For a while,
BR5-49 were supposed to be the band who could save Nashville from the worst impulses of the music business, but Music City turned out to be a bit stronger than they were. After a pair of major label deals went south, the trad-country upstarts started to splinter, with bassist Jay McDowel and guitarist/vocalist
Gary Bennett leaving the band in 2001.
BR5-49 bounced back for 2004's fine indie offering
Tangled in the Pines, but new members
Chris Scruggs and Geoff Firebaugh had already parted ways with the group by the time they were ready to record again, and when multi-instrumentalist
Don Herron was tapped to join
Bob Dylan's road band, it was an open question if
BR5-49 would survive to go into the studio again.
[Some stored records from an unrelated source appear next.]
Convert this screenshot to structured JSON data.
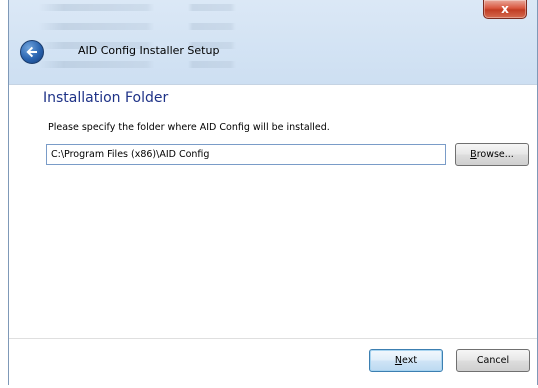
{
  "window": {
    "title": "AID Config Installer Setup",
    "close_label": "x"
  },
  "page": {
    "heading": "Installation Folder",
    "instruction": "Please specify the folder where AID Config will be installed.",
    "install_path": "C:\\Program Files (x86)\\AID Config"
  },
  "buttons": {
    "browse_prefix": "",
    "browse_access": "B",
    "browse_rest": "rowse...",
    "next_access": "N",
    "next_rest": "ext",
    "cancel_label": "Cancel"
  },
  "icons": {
    "back": "back-arrow-icon",
    "close": "close-icon"
  },
  "colors": {
    "heading": "#1e3287",
    "close_button": "#c13d24",
    "back_button": "#2a64b0",
    "default_button_border": "#3c7fb1"
  }
}
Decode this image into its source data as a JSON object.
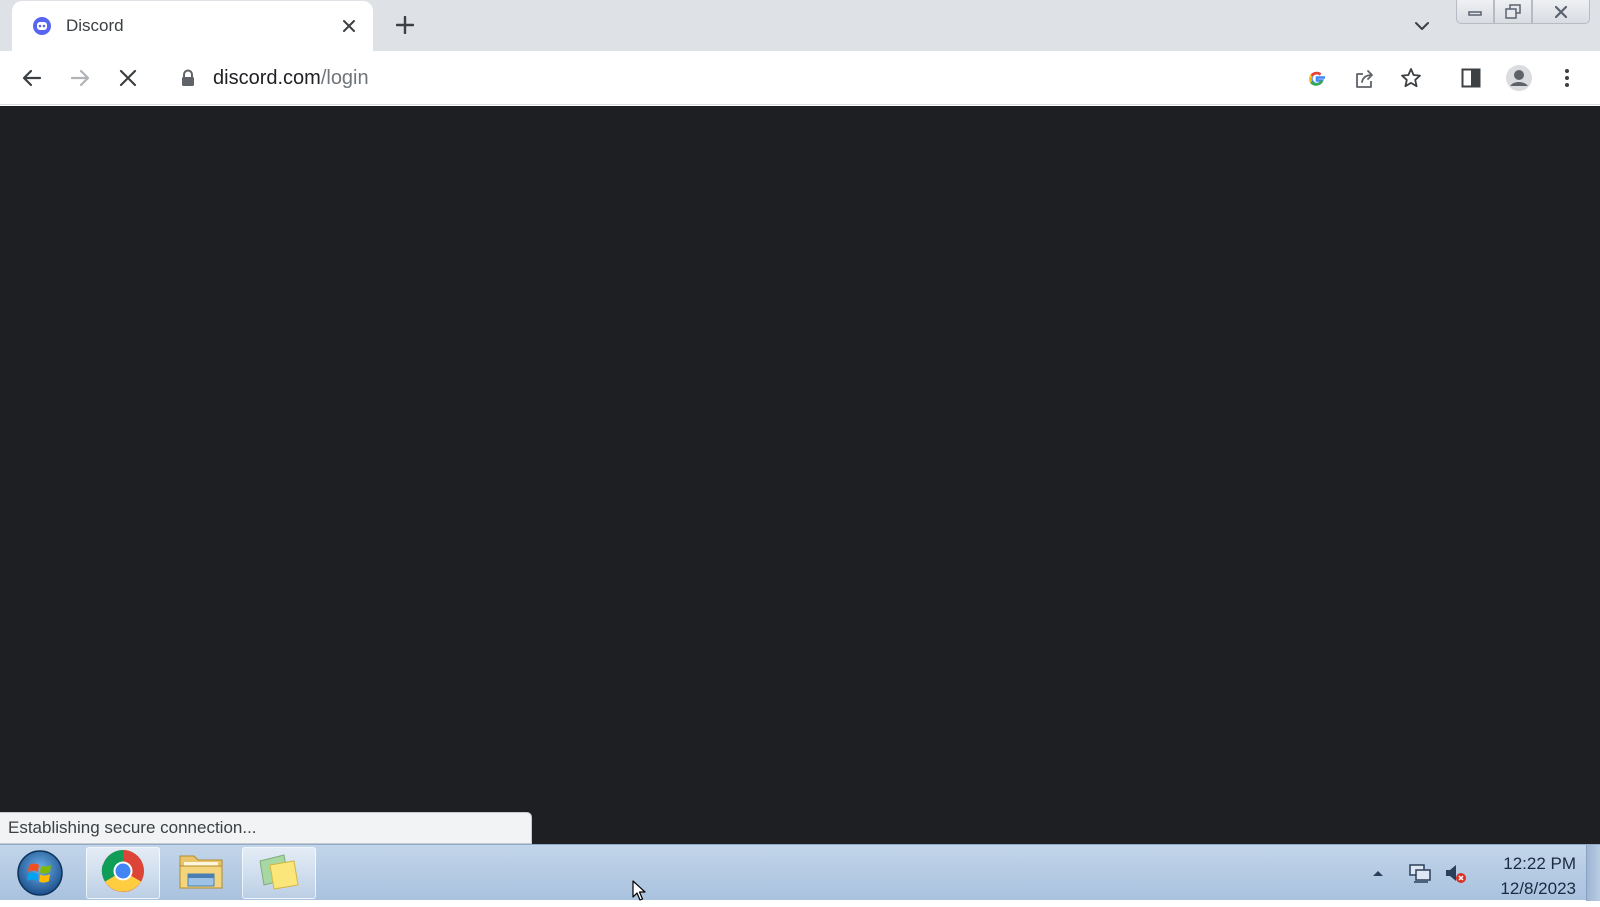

The good news is that they have, and if the four-piece edition of
BR5-49 that recorded
Dog Days is a leaner and less rambunctious outfit than the folks who cut the Live at Robert's EP in 1996, they still have plenty to offer, and in many respects this is the group's bravest album yet. While musically "Bottom of Priority" is pure old-school country, the lyrics (about embattled Native American activist Leonard Peltier) are the last thing you might expect from this band, and all the more powerful for it. "Lower Broad Street Blues" is a bittersweet look at the scene that gave birth to the band (co-written with the great
Guy Clark), the cover of
Tim Carroll's "After the Hurricane" gains a whole new poignancy in the wake of Hurricane Katrina (as does their ode to the pleasures of life in Louisiana, "Cajun Persuasion"), and "Let Jesus Make You Breakfast" is as engaging and odd as anything this band has ever released. The arrangements on
Dog Days are tighter and simpler than before, but they're also effective, with
Herron still playing up a storm on anything handed to him, and
Chuck Mead still a gifted and versatile vocalist.
John Keane's clean and unobtrusive production is the perfect complement to the group's new sound, and the result is an album that sounds different than
BR5-49 have in the past, but still displays the same musical honesty and integrity that's always been their hallmark.